In the month, the Monthly CPI was up 0.3% compared to our forecast for 0.5% increase. The most significant surprises were.
- A 0.3% fall in alcohol & tobacco compared to a +0.1% forecast.
- A 1.7% fall in clothing & footwear led by a 2.9% fall in garments. The fall in garment prices would have been associated with the Black Friday sales. All other components of this group are surveyed in the first month of the quarter so their data misses the Black Friday sales. Had they been surveyed in November, the reported fall in clothing & footwear would have been larger.
- Total housing costs rose close to expectations at 0.7%. However, the mix was a surprise. Rents rose as expected at 0.7% but dwelling prices were stronger than expected lifting 0.9% in the month, the strongest monthly increase in almost a year. Offsetting this, electricity prices rose just 0.4% (we expected a larger number due to the unwinding of government energy rebates as we did not account for the application further rebates). Gas & other fuels did jump 2.3% but this followed a 2.5% decline in October.
- Household contents & services were softer than anticipated lifting just 0.3% in the month. Outside of non-durable goods no household goods were survey this month missing the Black Friday sales. However, while hairdressing did lift 1.7% other household services prices rose just 0.5% holding back the increase in household services to just 0.7%.
- Recreation was also softer than expected at 1.0% in the month due to holiday travel, up 2.7% vs 5.1% forecast with a domestic travel lifting just 1.8% in the month following a 1.9% decline in October. In addition, other recreation, sport & culture fell 0.1% in the month with the quarterly surveys for equipment for sport & camping plus games, toys & hobbies picking up the Black Friday sales effect.

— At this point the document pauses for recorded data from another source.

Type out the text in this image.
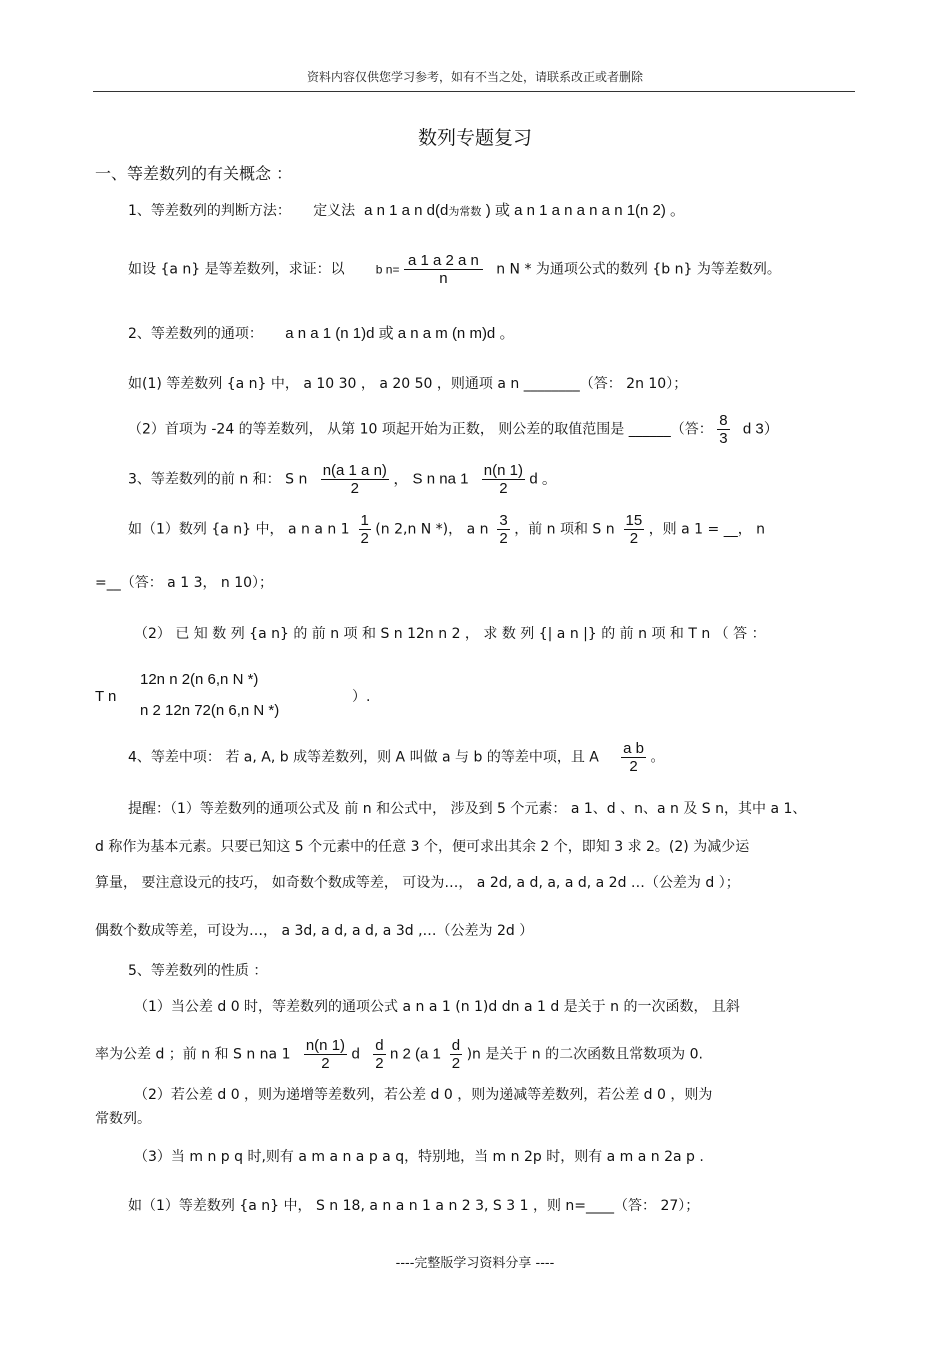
资料内容仅供您学习参考，如有不当之处，请联系改正或者删除
数列专题复习
一、等差数列的有关概念 ：
1、等差数列的判断方法： 定义法 a n 1 a n d(d为常数 ) 或 a n 1 a n a n a n 1(n 2) 。
如设 {a n} 是等差数列，求证：以	b $n= \frac{\text{a 1 a 2 a n}}{n}$ n N * 为通项公式的数列 {b n} 为等差数列。
2、等差数列的通项： a n a 1 (n 1)d 或 a n a m (n m)d 。
如(1) 等差数列 {a n} 中， a 10 30 ， a 20 50 ，则通项 a n ________（答： 2n 10）；
（2）首项为 -24 的等差数列， 从第 10 项起开始为正数， 则公差的取值范围是 ______（答： $\frac{8}{3}$ d 3）
3、等差数列的前 n 和： S n $\frac{\text{n(a 1 a n)}}{2}$ ， S n na $1 \frac{n(n 1)}{2}$ d 。
如（1）数列 {a n} 中， a n a n $1 \frac{1}{2} (n$ 2,n N *)， a n $\frac{3}{2}$ ，前 n 项和 S n $\frac{15}{2}$ ，则 a 1 = __， n
=__（答： a 1 3， n 10）；
（2） 已 知 数 列 {a n} 的 前 n 项 和 S n 12n n 2 ， 求 数 列 {| a n |} 的 前 n 项 和 T n （ 答 ：
T n
12n n 2(n 6,n N *)
n 2 12n 72(n 6,n N *)
）.
4、等差中项： 若 a, A, b 成等差数列，则 A 叫做 a 与 b 的等差中项，且 A $\frac{\text{a b}}{2}$ 。
提醒：（1）等差数列的通项公式及 前 n 和公式中， 涉及到 5 个元素： a 1、d 、n、a n 及 S n，其中 a 1、
d 称作为基本元素。只要已知这 5 个元素中的任意 3 个，便可求出其余 2 个，即知 3 求 2。(2) 为减少运
算量， 要注意设元的技巧， 如奇数个数成等差， 可设为…， a 2d, a d, a, a d, a 2d …（公差为 d ）；
偶数个数成等差，可设为…， a 3d, a d, a d, a 3d ,…（公差为 2d ）
5、等差数列的性质 ：
（1）当公差 d 0 时，等差数列的通项公式 a n a 1 (n 1)d dn a 1 d 是关于 n 的一次函数， 且斜
率为公差 d ；前 n 和 S n na $1 \frac{n(n 1)}{2}$ d $\frac{d}{2}$ n 2 (a $1 \frac{d}{2} )n$ 是关于 n 的二次函数且常数项为 0.
（2）若公差 d 0 ，则为递增等差数列，若公差 d 0 ，则为递减等差数列，若公差 d 0 ，则为
常数列。
（3）当 m n p q 时,则有 a m a n a p a q，特别地，当 m n 2p 时，则有 a m a n 2a p .
如（1）等差数列 {a n} 中， S n 18, a n a n 1 a n 2 3, S 3 1 ，则 n=____（答： 27）；
----完整版学习资料分享 ----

- Also, it is worth noting the 3.8% rise in insurance premiums. Insurance premiums are up 16.3% in the year. The ABS notes that higher reinsurance and natural disaster costs contributed to higher premiums for house, home contents and motor vehicle insurance.

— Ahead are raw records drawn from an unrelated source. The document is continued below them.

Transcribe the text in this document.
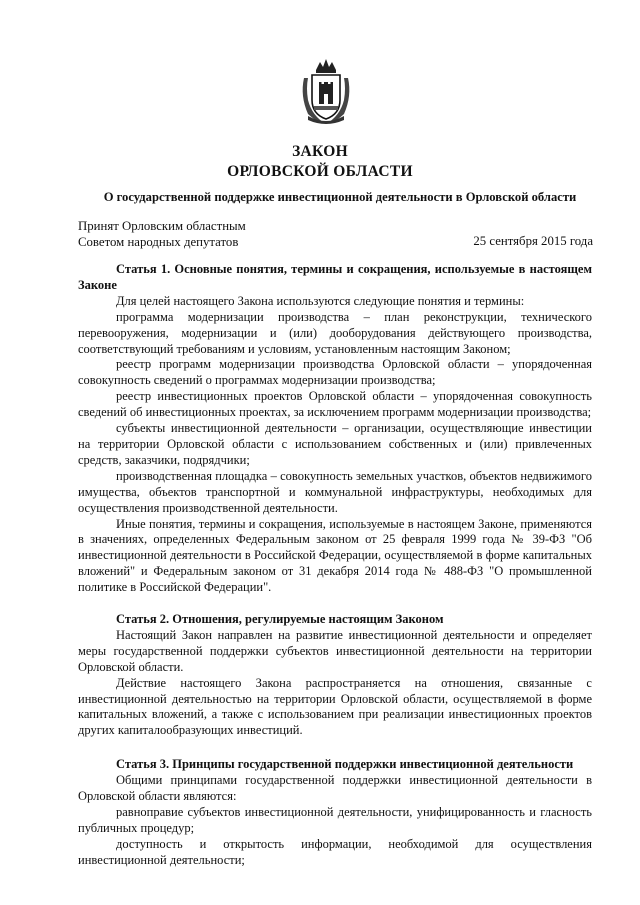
ЗАКОН
ОРЛОВСКОЙ ОБЛАСТИ
О государственной поддержке инвестиционной деятельности в Орловской области
Принят Орловским областным
Советом народных депутатов	25 сентября 2015 года

Статья 1. Основные понятия, термины и сокращения, используемые в настоящем Законе

Для целей настоящего Закона используются следующие понятия и термины:

программа модернизации производства – план реконструкции, технического перевооружения, модернизации и (или) дооборудования действующего производства, соответствующий требованиям и условиям, установленным настоящим Законом;

реестр программ модернизации производства Орловской области – упорядоченная совокупность сведений о программах модернизации производства;

реестр инвестиционных проектов Орловской области – упорядоченная совокупность сведений об инвестиционных проектах, за исключением программ модернизации производства;

субъекты инвестиционной деятельности – организации, осуществляющие инвестиции на территории Орловской области с использованием собственных и (или) привлеченных средств, заказчики, подрядчики;

производственная площадка – совокупность земельных участков, объектов недвижимого имущества, объектов транспортной и коммунальной инфраструктуры, необходимых для осуществления производственной деятельности.

Иные понятия, термины и сокращения, используемые в настоящем Законе, применяются в значениях, определенных Федеральным законом от 25 февраля 1999 года № 39-ФЗ "Об инвестиционной деятельности в Российской Федерации, осуществляемой в форме капитальных вложений" и Федеральным законом от 31 декабря 2014 года № 488-ФЗ "О промышленной политике в Российской Федерации".

Статья 2. Отношения, регулируемые настоящим Законом

Настоящий Закон направлен на развитие инвестиционной деятельности и определяет меры государственной поддержки субъектов инвестиционной деятельности на территории Орловской области.

Действие настоящего Закона распространяется на отношения, связанные с инвестиционной деятельностью на территории Орловской области, осуществляемой в форме капитальных вложений, а также с использованием при реализации инвестиционных проектов других капиталообразующих инвестиций.

Статья 3. Принципы государственной поддержки инвестиционной деятельности

Общими принципами государственной поддержки инвестиционной деятельности в Орловской области являются:

равноправие субъектов инвестиционной деятельности, унифицированность и гласность публичных процедур;

доступность и открытость информации, необходимой для осуществления инвестиционной деятельности;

The Monthly Indicator Trimmed Mean printed 4.6%yr, down from 5.3%yr in October and well down from the recent peak of 7.2% in December 2022. The quarterly Trimmed Mean printed 5.2%yr in September and our current forecast for the December quarter is 4.4%yr. As you can see in the chart below all the monthly core annual inflation measures continued to soften in November.
We are reviewing the full data set for the Monthly CPI Indicator to see if there any implications for our December quarter CPI forecast for both headline and core inflation.